Wspomnienie Męczeństwa św. Jana Chrzciciela

29.08.2009

1. Stanąć w obecności Bożej: Boże, jesteś i patrzysz na mnie, ja jestem przed Tobą.
2. Prośba do Ducha Świętego: Duchu Święty, przyjdź i ukaż mi prawdę zawartą w Słowie Bożym, które chcę dzisiaj rozważyć.
3. Przeczytać tekst: Śmierć Jana Chrzciciela (Mk 6,17-29)
4. Modlitwa wstępna: Proszę Cię Boże, Panie mój, aby wszystkie moje zamiary, decyzje i czyny były skierowane w sposób czysty do służby i chwały Twojego Boskiego Majestatu. Amen.
5. Wyobrażenie sobie miejsca: Wyobrazić Herodiadę chcącą zgładzić Jana, taniec jej córki, pytanie córki, odpowiedź matki i tragiczne jej następstwa. Widzieć Heroda, który decyduje o życiu lub śmierci Jana.
6. Prośba o owoc rozmyślania: Proszę Cię, Panie, o umiejętność odczytania, co mówią mi moje uczucia.
Punkt 1. „Herodiada zawzięła się na Jana i rada byłaby go zgładzić, lecz nie mogła”. Herodiada trwała w pragnieniu zabicia Jana, dlatego, że wypominał jej grzechy. Czy miałem kiedyś do czynienia z takim uczuciem u siebie, z taką postawą? Czy zetknąłem się z człowiekiem tak zaciętym w nienawiści? Może inne uczucia towarzyszą mi w ocenie innych ludzi: niechęć, odraza, mściwość? A co mnie denerwuje u innych? Tak denerwuje, że nie chcę z nimi przebywać, chciałbym może ich usunąć z mojego otoczenia, daję wyraźne sygnały, że mi się nie podobają? Spróbuję wejść z szczerością w świat ty ciemnych uczuć, podziękuję jeśli Bóg uchronił mnie od tego typu postaw…
Punkt 2. „Herod czuł lęk przed Janem, ilekroć go posłyszał odczuwał duży niepokój”. Herod mimo sprawowania funkcji królewskiej był podszyty strachem. Uwagi Jana dotyczące jego życia wprawiały go w niepokój. Ale nie potrafił odczytać w tym uczuciu znaku do zmiany swojego postępowania. Kiedy kłujący niepokój ostrzegał mnie przed złem, które popełniłem albo miałem zamiar popełnić? Jak wówczas odnosiłem się do tego uczucia?

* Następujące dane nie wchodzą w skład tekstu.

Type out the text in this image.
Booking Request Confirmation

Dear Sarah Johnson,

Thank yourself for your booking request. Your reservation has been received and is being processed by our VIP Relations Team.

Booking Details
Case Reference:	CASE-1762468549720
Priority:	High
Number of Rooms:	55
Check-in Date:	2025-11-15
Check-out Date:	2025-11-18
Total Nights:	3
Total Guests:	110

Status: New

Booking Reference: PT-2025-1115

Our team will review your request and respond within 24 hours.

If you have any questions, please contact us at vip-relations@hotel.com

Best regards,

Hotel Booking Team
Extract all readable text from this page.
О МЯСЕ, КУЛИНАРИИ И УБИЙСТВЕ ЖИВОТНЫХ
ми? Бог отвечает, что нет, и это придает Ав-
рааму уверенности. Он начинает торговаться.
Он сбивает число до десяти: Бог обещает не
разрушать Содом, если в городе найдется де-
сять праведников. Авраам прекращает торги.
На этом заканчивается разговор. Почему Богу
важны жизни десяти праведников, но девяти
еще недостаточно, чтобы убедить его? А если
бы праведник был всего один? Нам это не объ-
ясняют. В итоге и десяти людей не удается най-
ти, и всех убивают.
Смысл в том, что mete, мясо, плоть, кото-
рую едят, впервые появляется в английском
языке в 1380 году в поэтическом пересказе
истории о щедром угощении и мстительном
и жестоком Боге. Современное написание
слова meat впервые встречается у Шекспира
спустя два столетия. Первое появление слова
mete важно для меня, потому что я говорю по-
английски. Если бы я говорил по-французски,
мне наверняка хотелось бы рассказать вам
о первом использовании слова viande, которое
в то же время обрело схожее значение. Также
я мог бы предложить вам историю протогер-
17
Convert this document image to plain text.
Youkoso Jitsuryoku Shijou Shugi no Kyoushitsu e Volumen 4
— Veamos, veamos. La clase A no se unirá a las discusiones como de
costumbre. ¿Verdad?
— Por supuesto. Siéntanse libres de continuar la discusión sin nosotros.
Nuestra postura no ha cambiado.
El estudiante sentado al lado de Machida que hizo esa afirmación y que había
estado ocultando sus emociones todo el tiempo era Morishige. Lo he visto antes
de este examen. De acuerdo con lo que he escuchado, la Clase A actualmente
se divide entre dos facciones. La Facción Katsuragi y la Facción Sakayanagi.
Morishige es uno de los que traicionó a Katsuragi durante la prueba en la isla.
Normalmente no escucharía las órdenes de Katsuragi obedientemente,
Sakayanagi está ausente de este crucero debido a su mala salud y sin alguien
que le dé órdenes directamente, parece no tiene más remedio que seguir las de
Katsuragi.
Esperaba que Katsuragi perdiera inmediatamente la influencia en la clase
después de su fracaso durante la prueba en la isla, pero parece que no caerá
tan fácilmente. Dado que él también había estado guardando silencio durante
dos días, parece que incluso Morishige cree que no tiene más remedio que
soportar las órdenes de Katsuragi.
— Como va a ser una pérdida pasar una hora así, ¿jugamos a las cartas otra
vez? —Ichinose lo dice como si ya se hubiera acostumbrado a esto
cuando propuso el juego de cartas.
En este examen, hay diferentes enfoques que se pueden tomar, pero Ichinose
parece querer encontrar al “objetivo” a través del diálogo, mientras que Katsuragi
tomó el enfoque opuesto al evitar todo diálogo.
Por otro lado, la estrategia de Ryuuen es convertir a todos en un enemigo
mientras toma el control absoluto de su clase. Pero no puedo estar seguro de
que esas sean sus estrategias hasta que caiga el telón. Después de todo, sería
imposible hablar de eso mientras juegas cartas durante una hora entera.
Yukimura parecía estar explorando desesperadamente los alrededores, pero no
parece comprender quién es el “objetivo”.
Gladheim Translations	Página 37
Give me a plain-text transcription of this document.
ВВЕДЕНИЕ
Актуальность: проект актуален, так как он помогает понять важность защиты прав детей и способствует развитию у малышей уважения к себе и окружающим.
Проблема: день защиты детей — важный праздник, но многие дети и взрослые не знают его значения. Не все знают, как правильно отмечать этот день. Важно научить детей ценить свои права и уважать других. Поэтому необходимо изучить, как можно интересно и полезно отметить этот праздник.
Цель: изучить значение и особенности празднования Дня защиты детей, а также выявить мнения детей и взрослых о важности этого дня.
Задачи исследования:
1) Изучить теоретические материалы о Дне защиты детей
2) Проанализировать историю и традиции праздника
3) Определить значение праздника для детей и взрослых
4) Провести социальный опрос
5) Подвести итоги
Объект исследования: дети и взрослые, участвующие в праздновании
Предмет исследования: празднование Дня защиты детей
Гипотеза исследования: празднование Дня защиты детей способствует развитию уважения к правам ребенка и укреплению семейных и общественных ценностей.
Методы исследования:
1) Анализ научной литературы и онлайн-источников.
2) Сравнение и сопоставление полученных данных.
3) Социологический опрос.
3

Ignorowałem je jak Herod, a może było ono wystarczającym znakiem do zaniechania zła? Nieprzyjemne uczucia mogą nas ukierunkowywać na dobro. Podziękuję za Boży niepokój, który prowadzi mnie do dobra.
Punkt 3. „Córka Herodiady wyszła i zapytała matkę: O co mam prosić?”. Córka Herodiady natomiast wydaje się być bez uczuć. Bezwolnie poddaje się manipulacji matki, nie biorąc pod uwagę, że decyduje o życiu człowieka. Gdyby pozwoliła sobie na zaufanie uczuciom, Jan Chrzciciel by żył. Czy zwracam uwagę na swoje uczucia? Czy uważam się za osobę uczuciową? Jaki jest mój stosunek do uczuć nieprzyjemnych i przyjemnych? Czy pomagają mi one w podejmowaniu decyzji? Czy prosiłem Boga, by oczyścił moje uczucia, abym mógł dzięki nim również odczytywać Jego wolę?
7. Modlitwa końcowa:
- prosić o umiejętność odczytania, co mówią moje uczucia.
- podziękować za swoją emocjonalność.
- powierzyć się Matce Najświętszej, która twórczo przeżywała radość i ból.
8. Refleksja po modlitwie: Rozważę, czy jestem zadowolony z modlitwy, za co podziękuję, co będę starał się poprawić.